Vice Chairman of Comisión Nacional del Mercado de Valores
- In office 6 October 2008 – 18 June 2012
- President: Julio Segura Sánchez
- Preceded by: Carlos Arenillas
- Succeeded by: Lourdes Centeno

Personal details
- Born: September 4, 1961 (age 63) Madrid, Spain
- Education: Complutense University of Madrid, London School of Economics, Harvard University

= Fernando Restoy =

Spanish financial services policymaker

Fernando Restoy Lozano (born 1961 in Madrid) is a Spanish economist who has been the Chairman of the Financial Stability Institute of the Bank for International Settlements since early 2017. In his previous position he was Vice Governor of the Bank of Spain from 2012 to 2017, and in parallel Chairman of Fondo de Reestructuración Ordenada Bancaria from 2012 to 2015.

==Education==

Restoy graduated in Economics from Complutense University of Madrid in 1984, winning the premio extraordinario for his class. In 1988 he received a Master in Econometrics and Mathematical Economy with mark of distinction from the London School of Economics. He received a Ph.D. in Economics from Harvard University in 1991.

==Career==

In 1991 he joined the Bank of Spain, where he served in the Research Department until 2007. In the 1990s he simultaneously taught economics at Complutense University and Charles III University of Madrid. He became head of the research Department in 2001, and coauthored publications in the following years on Spain's real estate market.

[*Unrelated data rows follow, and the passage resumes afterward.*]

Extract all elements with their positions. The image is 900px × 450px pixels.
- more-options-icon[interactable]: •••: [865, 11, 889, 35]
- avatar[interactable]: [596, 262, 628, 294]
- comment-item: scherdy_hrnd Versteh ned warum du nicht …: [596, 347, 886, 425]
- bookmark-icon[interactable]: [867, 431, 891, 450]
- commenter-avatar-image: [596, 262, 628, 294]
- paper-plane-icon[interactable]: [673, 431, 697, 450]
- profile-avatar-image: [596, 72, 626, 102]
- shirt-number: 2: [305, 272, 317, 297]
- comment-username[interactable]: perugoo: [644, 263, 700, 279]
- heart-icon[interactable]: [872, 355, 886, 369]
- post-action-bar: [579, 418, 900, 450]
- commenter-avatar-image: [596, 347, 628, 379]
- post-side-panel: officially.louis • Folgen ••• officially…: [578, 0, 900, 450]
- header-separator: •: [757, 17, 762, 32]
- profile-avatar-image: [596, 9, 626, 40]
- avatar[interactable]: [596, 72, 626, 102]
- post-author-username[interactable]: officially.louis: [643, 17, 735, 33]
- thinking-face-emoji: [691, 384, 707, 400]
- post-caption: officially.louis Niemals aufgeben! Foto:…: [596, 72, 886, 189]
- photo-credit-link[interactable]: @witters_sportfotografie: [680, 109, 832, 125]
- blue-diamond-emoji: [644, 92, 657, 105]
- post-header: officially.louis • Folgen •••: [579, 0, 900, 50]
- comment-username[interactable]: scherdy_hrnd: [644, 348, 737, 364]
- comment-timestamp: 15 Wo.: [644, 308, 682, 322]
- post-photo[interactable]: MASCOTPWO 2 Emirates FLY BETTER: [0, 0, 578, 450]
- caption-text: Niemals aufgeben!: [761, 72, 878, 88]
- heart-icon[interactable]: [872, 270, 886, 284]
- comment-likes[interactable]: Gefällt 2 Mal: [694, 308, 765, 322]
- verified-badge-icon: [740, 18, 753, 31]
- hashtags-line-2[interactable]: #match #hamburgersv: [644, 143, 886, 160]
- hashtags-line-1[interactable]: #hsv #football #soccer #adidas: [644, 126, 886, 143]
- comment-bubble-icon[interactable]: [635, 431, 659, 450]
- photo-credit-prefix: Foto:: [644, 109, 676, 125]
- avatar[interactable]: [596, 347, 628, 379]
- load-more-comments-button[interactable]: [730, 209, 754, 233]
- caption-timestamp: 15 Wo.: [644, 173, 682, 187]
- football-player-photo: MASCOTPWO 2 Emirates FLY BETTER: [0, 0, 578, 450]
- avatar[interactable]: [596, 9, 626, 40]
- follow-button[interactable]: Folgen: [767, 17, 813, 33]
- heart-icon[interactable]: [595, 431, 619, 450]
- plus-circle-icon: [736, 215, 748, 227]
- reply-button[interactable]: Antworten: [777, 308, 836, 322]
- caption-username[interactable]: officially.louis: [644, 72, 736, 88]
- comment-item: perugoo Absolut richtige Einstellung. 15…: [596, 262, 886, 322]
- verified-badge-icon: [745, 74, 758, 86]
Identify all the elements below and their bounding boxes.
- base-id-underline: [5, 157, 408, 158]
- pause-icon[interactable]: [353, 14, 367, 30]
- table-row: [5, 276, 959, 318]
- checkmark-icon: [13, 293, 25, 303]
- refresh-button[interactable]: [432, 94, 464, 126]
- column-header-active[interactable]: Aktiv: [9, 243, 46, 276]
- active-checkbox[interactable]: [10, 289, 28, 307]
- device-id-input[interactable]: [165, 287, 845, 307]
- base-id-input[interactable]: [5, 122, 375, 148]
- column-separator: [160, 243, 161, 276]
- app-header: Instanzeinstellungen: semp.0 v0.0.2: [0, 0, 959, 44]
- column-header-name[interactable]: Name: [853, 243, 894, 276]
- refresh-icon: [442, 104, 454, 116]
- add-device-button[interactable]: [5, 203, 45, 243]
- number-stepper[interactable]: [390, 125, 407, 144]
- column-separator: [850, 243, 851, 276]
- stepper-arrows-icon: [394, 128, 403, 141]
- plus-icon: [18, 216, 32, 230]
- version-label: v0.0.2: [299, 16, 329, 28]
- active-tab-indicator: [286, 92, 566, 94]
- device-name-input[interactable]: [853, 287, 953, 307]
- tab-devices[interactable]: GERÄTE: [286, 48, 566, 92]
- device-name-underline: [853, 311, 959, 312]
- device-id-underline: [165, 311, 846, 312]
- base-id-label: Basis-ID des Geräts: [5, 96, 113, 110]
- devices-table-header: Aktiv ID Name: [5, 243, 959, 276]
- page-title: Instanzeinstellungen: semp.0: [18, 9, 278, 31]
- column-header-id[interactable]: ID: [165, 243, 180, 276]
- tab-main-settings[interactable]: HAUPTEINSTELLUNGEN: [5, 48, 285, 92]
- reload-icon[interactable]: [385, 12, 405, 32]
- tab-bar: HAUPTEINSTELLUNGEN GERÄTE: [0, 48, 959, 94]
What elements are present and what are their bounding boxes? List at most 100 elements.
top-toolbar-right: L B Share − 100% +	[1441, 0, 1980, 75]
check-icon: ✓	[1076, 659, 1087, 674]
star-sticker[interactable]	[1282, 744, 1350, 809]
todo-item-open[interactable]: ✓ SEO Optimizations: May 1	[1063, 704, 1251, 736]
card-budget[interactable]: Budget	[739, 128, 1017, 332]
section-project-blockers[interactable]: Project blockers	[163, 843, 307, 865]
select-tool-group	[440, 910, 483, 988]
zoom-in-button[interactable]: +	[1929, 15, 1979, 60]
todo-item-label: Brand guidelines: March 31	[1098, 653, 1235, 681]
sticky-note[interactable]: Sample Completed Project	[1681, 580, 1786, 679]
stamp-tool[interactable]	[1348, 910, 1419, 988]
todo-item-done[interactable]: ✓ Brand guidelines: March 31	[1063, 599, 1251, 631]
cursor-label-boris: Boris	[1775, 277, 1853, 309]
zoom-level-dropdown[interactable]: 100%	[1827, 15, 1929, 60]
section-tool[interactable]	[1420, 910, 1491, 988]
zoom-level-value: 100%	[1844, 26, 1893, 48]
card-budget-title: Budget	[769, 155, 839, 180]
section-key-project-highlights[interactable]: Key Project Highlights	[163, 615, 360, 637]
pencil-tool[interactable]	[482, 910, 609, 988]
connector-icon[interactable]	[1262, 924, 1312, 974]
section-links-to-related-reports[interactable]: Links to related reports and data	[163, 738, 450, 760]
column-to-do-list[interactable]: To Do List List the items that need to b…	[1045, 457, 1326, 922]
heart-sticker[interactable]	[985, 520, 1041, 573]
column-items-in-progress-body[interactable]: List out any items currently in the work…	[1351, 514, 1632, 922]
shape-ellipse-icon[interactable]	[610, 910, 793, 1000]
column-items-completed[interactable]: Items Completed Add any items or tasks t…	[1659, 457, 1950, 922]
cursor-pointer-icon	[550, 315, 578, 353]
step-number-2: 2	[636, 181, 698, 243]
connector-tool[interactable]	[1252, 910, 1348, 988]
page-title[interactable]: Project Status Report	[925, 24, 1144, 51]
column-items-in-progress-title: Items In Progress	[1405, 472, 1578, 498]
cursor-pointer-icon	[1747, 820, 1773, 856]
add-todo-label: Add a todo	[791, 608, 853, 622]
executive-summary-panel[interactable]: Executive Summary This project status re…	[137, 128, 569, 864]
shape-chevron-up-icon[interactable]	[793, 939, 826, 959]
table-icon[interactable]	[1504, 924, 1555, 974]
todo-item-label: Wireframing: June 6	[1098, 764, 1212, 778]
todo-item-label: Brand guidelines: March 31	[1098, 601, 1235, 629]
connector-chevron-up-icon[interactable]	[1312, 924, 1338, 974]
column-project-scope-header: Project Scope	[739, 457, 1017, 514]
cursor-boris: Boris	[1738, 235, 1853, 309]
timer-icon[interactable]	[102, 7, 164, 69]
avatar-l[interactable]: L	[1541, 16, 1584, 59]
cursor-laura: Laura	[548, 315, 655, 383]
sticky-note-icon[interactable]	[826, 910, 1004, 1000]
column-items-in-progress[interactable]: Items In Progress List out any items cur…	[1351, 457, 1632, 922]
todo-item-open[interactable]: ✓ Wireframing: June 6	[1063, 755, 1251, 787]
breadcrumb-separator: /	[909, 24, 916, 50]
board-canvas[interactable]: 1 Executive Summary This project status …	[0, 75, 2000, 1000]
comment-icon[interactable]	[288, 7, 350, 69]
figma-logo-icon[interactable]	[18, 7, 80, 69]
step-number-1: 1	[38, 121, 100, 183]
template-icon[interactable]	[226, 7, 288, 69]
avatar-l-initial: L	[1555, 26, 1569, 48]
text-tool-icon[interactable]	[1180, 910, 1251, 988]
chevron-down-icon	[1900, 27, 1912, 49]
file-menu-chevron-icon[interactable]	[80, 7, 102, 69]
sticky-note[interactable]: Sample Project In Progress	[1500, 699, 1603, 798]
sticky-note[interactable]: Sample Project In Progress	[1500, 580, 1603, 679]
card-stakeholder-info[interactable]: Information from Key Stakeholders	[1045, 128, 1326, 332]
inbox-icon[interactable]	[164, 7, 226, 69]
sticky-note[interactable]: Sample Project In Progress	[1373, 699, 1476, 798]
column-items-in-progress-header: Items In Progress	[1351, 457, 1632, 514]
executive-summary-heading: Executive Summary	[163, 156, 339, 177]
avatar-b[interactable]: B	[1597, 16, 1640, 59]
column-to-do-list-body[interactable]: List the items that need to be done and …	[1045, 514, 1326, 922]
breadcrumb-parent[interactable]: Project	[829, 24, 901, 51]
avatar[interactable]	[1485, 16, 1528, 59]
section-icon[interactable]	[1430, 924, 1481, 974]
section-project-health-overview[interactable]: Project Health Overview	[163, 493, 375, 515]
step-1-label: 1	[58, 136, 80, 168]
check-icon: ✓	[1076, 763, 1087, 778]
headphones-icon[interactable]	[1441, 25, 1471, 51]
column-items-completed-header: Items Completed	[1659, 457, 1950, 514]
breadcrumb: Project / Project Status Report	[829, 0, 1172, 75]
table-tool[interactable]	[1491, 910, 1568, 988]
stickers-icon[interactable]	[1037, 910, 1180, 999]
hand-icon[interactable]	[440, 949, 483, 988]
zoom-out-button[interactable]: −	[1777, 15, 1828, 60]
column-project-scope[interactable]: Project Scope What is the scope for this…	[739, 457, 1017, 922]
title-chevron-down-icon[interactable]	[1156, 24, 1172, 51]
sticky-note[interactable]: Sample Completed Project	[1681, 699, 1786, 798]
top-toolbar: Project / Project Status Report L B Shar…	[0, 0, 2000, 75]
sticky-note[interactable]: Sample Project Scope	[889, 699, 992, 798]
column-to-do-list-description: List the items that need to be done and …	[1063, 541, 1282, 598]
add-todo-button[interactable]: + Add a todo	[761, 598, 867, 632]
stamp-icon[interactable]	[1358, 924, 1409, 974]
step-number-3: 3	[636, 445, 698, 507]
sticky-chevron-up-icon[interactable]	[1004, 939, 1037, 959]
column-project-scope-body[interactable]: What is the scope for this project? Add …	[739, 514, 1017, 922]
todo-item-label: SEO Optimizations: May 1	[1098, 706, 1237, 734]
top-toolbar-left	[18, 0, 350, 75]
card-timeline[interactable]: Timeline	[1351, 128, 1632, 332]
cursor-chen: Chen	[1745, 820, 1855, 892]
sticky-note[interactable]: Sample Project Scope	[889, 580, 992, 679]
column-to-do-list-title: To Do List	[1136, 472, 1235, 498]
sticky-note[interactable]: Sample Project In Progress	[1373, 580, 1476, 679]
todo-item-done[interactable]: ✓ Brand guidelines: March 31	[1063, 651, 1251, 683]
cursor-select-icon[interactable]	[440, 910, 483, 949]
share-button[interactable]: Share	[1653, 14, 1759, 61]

In July 2007 he became a Commissioner of the Comisión Nacional del Mercado de Valores (CNMV), the Spanish securities market regulator. On 1 January 2008 he also became chairman of CESR-Fin, a group of the Committee of European Securities Regulators (which in 2011 was superseded by the European Securities and Markets Authority). He became the CNMV's Vice Chairman in October 2008.

In June 2012, Restoy returned to the Bank of Spain as Vice Governor. In this capacity he also became Chairman of the Fondo de Reestructuración Ordenada Bancaria (FROB) in the wake of the Spanish Memorandum of Understanding on financial assistance. His successor at the FROB has been Jaime Ponce.

On 1 January 2017 he became the chairman of the Financial Stability Institute of the Bank for International Settlements (BIS) in Basel, succeeding Josef Tošovský who had been in that position since 2000.